Sinossi: Roma, 1983. Il Novecento brilla ancora. Emanuele, neppure ventenne, lavora in un cineclub del centro. Una notte, al termine di un film di Tarkovskij, entra in sala e vi trova un uomo solo, in lacrime. È Arturo Patten, statunitense trapiantato a Roma, uno dei più grandi fotografi ritrattisti. Per tutto lo scorcio del secolo, Emanuele ascolterà la lezione del suo amico, Lucignolo e Grillo Parlante assieme, che vive la vita con invidiabile intensità, e grazie a lui incontrerà Cesare Garboli, il «grande critico» cui è qui dedicato uno splendido cammeo, che prima di morire gli affiderà la missione di indagare su Metastasio e sul suo sonetto Sogni, e favole io fingo. «Favole finge» tutta la grande letteratura moderna qui evocata, da Puškin a Pessoa fino ad Amelia Rosselli, somma poetessa italiana del Novecento, che abita nella stessa strada di Arturo e che come lui lascerà la vita per scelta; Emanuele incontrerà più volte quel meteorite umano, sempre in fuga da oscuri e spietati nemici, e con Arturo è lei, e la sua eredità, l’altra protagonista di questo folgorante «libro strano» di Trevi – romanzo autobiografico e divagazione saggistica assieme, sette anni dopo “Qualcosa di scritto”. Arturo, Amelia, Metastasio guidano lui e noi nel cuore di una Roma piovosa e arcaica, nel cerchio simbolico della depressione e dell’insensatezza, verso l’approdo vitale dell’illusione: se, come scrive Metastasio, le storie inventate suscitano in noi la stessa commozione delle vicende reali, forse di sogni e favole è fatta la vera vita.
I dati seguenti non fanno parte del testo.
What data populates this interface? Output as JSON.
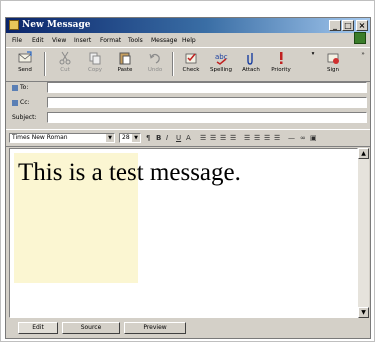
{
  "window": {
    "title": "New Message",
    "controls": [
      "_",
      "□",
      "×"
    ]
  },
  "menu": [
    "File",
    "Edit",
    "View",
    "Insert",
    "Format",
    "Tools",
    "Message",
    "Help"
  ],
  "toolbar": {
    "buttons": [
      {
        "label": "Send",
        "icon": "send-icon",
        "enabled": true
      },
      {
        "label": "Cut",
        "icon": "cut-icon",
        "enabled": false
      },
      {
        "label": "Copy",
        "icon": "copy-icon",
        "enabled": false
      },
      {
        "label": "Paste",
        "icon": "paste-icon",
        "enabled": true
      },
      {
        "label": "Undo",
        "icon": "undo-icon",
        "enabled": false
      },
      {
        "label": "Check",
        "icon": "check-names-icon",
        "enabled": true
      },
      {
        "label": "Spelling",
        "icon": "spelling-icon",
        "enabled": true
      },
      {
        "label": "Attach",
        "icon": "attach-icon",
        "enabled": true
      },
      {
        "label": "Priority",
        "icon": "priority-icon",
        "enabled": true
      },
      {
        "label": "Sign",
        "icon": "sign-icon",
        "enabled": true
      }
    ]
  },
  "header": {
    "to_label": "To:",
    "cc_label": "Cc:",
    "subject_label": "Subject:",
    "to_value": "",
    "cc_value": "",
    "subject_value": ""
  },
  "format": {
    "font": "Times New Roman",
    "size": "28",
    "buttons": [
      "B",
      "I",
      "U",
      "A"
    ]
  },
  "body": {
    "text": "This is a test message."
  },
  "tabs": [
    "Edit",
    "Source",
    "Preview"
  ],
  "colors": {
    "titlebar_start": "#0a246a",
    "titlebar_end": "#a6caf0",
    "chrome": "#d4d0c8",
    "highlight": "#fbf6d2"
  }
}
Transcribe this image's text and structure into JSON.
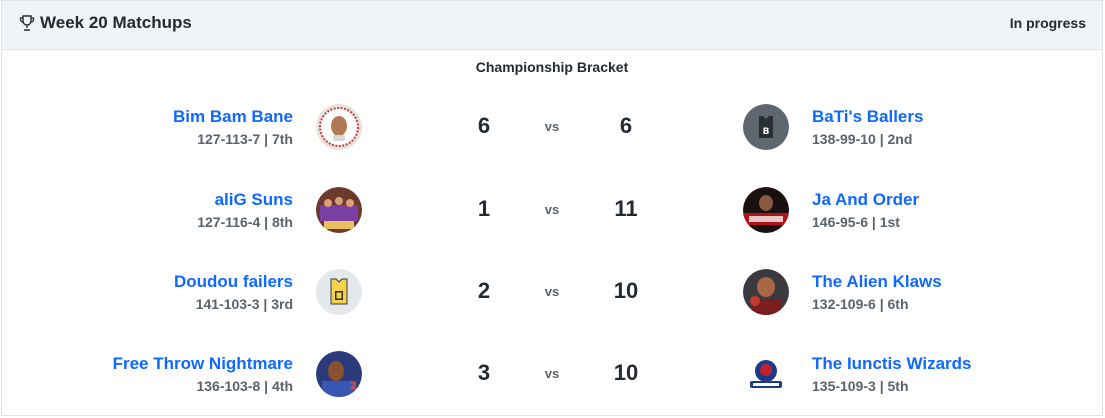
{
  "header": {
    "title": "Week 20 Matchups",
    "status": "In progress",
    "trophy_icon": "trophy-icon"
  },
  "bracket_label": "Championship Bracket",
  "vs_label": "vs",
  "matchups": [
    {
      "left": {
        "name": "Bim Bam Bane",
        "record": "127-113-7 | 7th",
        "score": "6"
      },
      "right": {
        "name": "BaTi's Ballers",
        "record": "138-99-10 | 2nd",
        "score": "6"
      }
    },
    {
      "left": {
        "name": "aliG Suns",
        "record": "127-116-4 | 8th",
        "score": "1"
      },
      "right": {
        "name": "Ja And Order",
        "record": "146-95-6 | 1st",
        "score": "11"
      }
    },
    {
      "left": {
        "name": "Doudou failers",
        "record": "141-103-3 | 3rd",
        "score": "2"
      },
      "right": {
        "name": "The Alien Klaws",
        "record": "132-109-6 | 6th",
        "score": "10"
      }
    },
    {
      "left": {
        "name": "Free Throw Nightmare",
        "record": "136-103-8 | 4th",
        "score": "3"
      },
      "right": {
        "name": "The Iunctis Wizards",
        "record": "135-109-3 | 5th",
        "score": "10"
      }
    }
  ],
  "colors": {
    "link": "#0f69ff",
    "header_bg": "#f0f3f8",
    "text": "#232a31",
    "muted": "#5b636a"
  }
}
Emanuele Trevi: Figlio dello psicanalista junghiano Mario Trevi, è uno dei critici più promettenti della nuova generazione. Ha tradotto e curato edizioni di classici italiani e francesi: si ricordano testi dedicati a Leopardi, Salgari, e autori italiani del Novecento. Collabora al «Manifesto» (Alias) e alla trasmissione radiofonica Lucifero di Radio Tre, con una sezione dedicata alla poesia. Il suo libro Istruzioni per l’uso del lupo ha riscosso un notevole successo. All’uscita questo libro ottenne un successo di critica sulle pagine letterarie dei magazine e dei quotidiani più engagé. È redattore di «Nuovi Argomenti». Ha fatto parte della giuria del premio Calvino nel 2001, e del premio Alice 2002. Nel 2012 esce per Ponte alle Grazie il libro Qualcosa di scritto. È stato editore della casa editrice Fazi e ha collaborato con la casa editrice Quiritta. È sposato con la scrittrice e conduttrice radiofonica Chiara Gamberale. Tra le sue pubblicazioni: Istruzioni per l’uso del lupo (Castelvecchi 1994), Musica distante (Mondadori 1997) ed è fra gli autori di Figuracce (Einaudi 2014). Il suo ultimo romanzo è Il popolo di legno (Einaudi Stile Libero 2015).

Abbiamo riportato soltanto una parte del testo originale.